The tie of colonial subjection, is compatible with the essential purposes of civil government, only when the condition of the subordinate state is from its weakness incompetent to its own protection. Is the greatest moral purpose of civil government the administration of justice? And if justice has been truly defined the constant and perpetual will of securing to every one his right, how absurd and impracticable is that form of polity, in which the dispenser of justice is in one quarter of the globe, and he to whom justice is to be dispensed is in another ; where ” moons revolve and oceans roll between the order and its execution ;” where time and space must be annihilated to secure to every one his right.

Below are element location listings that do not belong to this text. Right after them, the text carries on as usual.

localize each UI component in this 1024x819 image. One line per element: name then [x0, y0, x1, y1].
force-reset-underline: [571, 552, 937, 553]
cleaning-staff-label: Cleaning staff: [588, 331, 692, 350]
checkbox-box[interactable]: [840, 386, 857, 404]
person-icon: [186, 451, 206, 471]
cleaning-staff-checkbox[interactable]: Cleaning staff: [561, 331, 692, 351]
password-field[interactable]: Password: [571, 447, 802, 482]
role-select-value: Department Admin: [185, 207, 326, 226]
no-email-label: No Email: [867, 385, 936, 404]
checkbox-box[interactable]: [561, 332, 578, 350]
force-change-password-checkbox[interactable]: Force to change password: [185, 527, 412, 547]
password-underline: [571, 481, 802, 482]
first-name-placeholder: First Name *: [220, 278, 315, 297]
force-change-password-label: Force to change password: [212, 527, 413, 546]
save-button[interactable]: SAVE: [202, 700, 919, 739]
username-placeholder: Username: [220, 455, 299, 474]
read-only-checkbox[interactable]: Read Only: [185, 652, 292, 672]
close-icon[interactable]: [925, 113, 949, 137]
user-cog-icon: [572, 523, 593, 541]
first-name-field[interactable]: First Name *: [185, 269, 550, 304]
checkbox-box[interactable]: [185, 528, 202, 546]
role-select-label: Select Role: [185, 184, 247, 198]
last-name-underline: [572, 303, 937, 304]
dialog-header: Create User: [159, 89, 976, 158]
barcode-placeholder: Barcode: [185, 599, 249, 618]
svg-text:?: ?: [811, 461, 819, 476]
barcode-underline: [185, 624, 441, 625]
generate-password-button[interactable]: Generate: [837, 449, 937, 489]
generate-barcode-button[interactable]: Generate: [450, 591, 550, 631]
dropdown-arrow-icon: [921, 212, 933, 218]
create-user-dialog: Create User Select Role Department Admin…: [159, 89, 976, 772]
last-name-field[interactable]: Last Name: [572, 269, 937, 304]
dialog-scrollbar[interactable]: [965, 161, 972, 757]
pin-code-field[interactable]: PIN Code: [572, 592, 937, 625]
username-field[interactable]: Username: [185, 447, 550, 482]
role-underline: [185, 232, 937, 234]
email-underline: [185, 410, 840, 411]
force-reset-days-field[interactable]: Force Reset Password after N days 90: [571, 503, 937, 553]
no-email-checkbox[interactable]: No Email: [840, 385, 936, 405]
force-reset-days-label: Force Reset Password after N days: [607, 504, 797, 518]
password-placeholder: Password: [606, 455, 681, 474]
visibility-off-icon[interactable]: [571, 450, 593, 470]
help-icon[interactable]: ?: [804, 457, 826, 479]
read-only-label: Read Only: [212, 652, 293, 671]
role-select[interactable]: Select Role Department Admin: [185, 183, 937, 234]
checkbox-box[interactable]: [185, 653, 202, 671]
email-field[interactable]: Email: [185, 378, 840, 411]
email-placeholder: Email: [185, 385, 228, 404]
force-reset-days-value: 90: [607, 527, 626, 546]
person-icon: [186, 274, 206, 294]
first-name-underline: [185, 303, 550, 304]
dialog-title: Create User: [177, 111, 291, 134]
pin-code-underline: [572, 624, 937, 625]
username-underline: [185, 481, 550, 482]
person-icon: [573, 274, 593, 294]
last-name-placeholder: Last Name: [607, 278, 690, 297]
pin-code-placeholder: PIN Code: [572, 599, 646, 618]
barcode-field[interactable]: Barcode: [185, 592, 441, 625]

The tie of colonial subjection may suit the relations between a great naval power, and the settlers of a small and remote Island in the incipient stages of society : but was it possible for British intelligence to imagine, or British sense of justice to desire, that through the boundless ages of time, the swarming myriads of freemen, who were to civilize the wilderness, and fill with human life the solitudes of this immense continent, should receive the mandates of their earthly destinies from a council chamber at St. James’s, or bow forever in submission to the omnipotence of St. Stephen’s Chapel? Are the essential purposes of civil government, to administer to the wants, and to fortify the infirmities of solitary man? To unite the sinews of numberless arms, and combine the councils of multitudes of minds, for the promotion of the well-being of all?
The first moral element then of this composition is sympathy between the members of which it consists ; the second is sympathy between the giver and the receiver of the Law.

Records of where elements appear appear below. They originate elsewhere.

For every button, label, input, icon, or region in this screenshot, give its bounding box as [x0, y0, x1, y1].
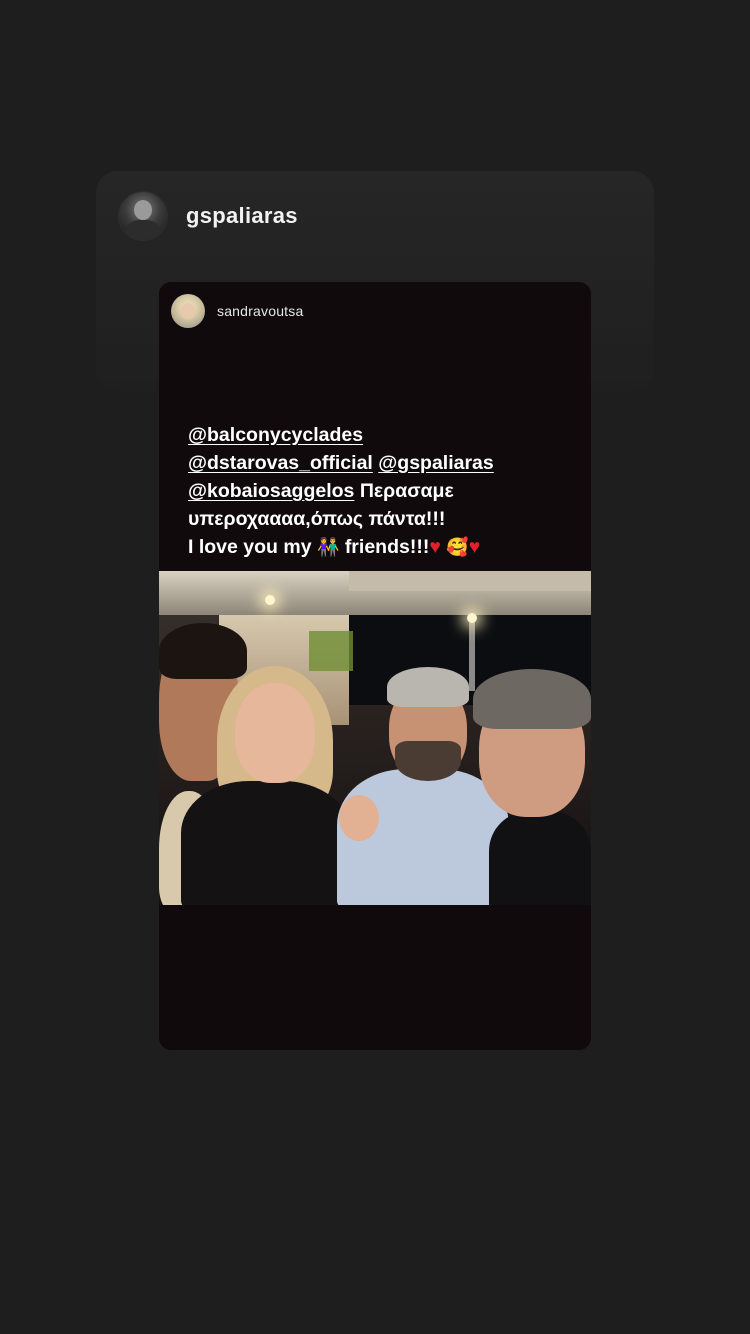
mention-link[interactable]: @gspaliaras	[378, 452, 494, 474]
avatar-head-shape	[134, 200, 152, 220]
person-1-hair	[159, 623, 247, 679]
person-2-head	[235, 683, 315, 783]
couple-emoji-icon: 👫	[316, 537, 340, 557]
story-header[interactable]: sandravoutsa	[171, 294, 303, 328]
photo-green-light	[309, 631, 353, 671]
person-3-hair	[387, 667, 469, 707]
person-2-body	[181, 781, 351, 905]
group-photo	[159, 571, 591, 905]
person-4-body	[489, 811, 591, 905]
person-4-hair	[473, 669, 591, 729]
mention-link[interactable]: @dstarovas_official	[188, 452, 373, 474]
caption-text: υπεροχαααα,όπως πάντα!!!	[188, 508, 446, 530]
hand-shape	[339, 795, 379, 841]
avatar-body-shape	[125, 220, 161, 240]
smiling-face-hearts-emoji-icon: 🥰	[446, 537, 469, 557]
photo-lamppost	[469, 621, 475, 691]
story-username[interactable]: sandravoutsa	[217, 303, 303, 319]
person-3-beard	[395, 741, 461, 781]
author-username[interactable]: gspaliaras	[186, 203, 298, 229]
avatar-face-shape	[181, 303, 195, 319]
mention-link[interactable]: @kobaiosaggelos	[188, 480, 354, 502]
heart-emoji-icon: ♥	[429, 536, 441, 558]
photo-lamp	[467, 613, 477, 623]
embedded-story-card[interactable]: sandravoutsa @balconycyclades @dstarovas…	[159, 282, 591, 1050]
caption-text: friends!!!	[344, 536, 430, 558]
heart-emoji-icon: ♥	[468, 536, 481, 558]
shared-post-author-row[interactable]: gspaliaras	[118, 187, 298, 245]
photo-beam	[349, 571, 591, 591]
story-caption: @balconycyclades @dstarovas_official @gs…	[188, 421, 578, 561]
mention-link[interactable]: @balconycyclades	[188, 424, 363, 446]
story-viewer-screen: gspaliaras sandravoutsa @balconycyclades…	[0, 0, 750, 1334]
caption-text: Περασαμε	[359, 480, 454, 502]
story-avatar[interactable]	[171, 294, 205, 328]
photo-lamp	[265, 595, 275, 605]
author-avatar[interactable]	[118, 191, 168, 241]
caption-text: I love you my	[188, 536, 312, 558]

The sympathies of men begin with the affections of domestic life. They are rooted in the natural relations of husband and wife, of parent and child, of brother and sister; thence they spread through the social and moral propinquities of the neighbor and friend, to the broader and more complicated relations of countryman and fellow-citizen ; terminating only with the circumference of the globe which we inhabit, in the co-extensive charities incident to the common nature of man. To each of these relations, different degrees of sympathy are allotted by the ordinances of nature. The sympathies of domestic life are not more sacred and obligatory, but closer and more powerful, than those of neighborhood and friendship. The tie which binds us to our country, is not more holy in the sight of God, but it is more deeply seated in our nature, more tender and endearing, than that looser link which merely connects us with our fellow mortal man.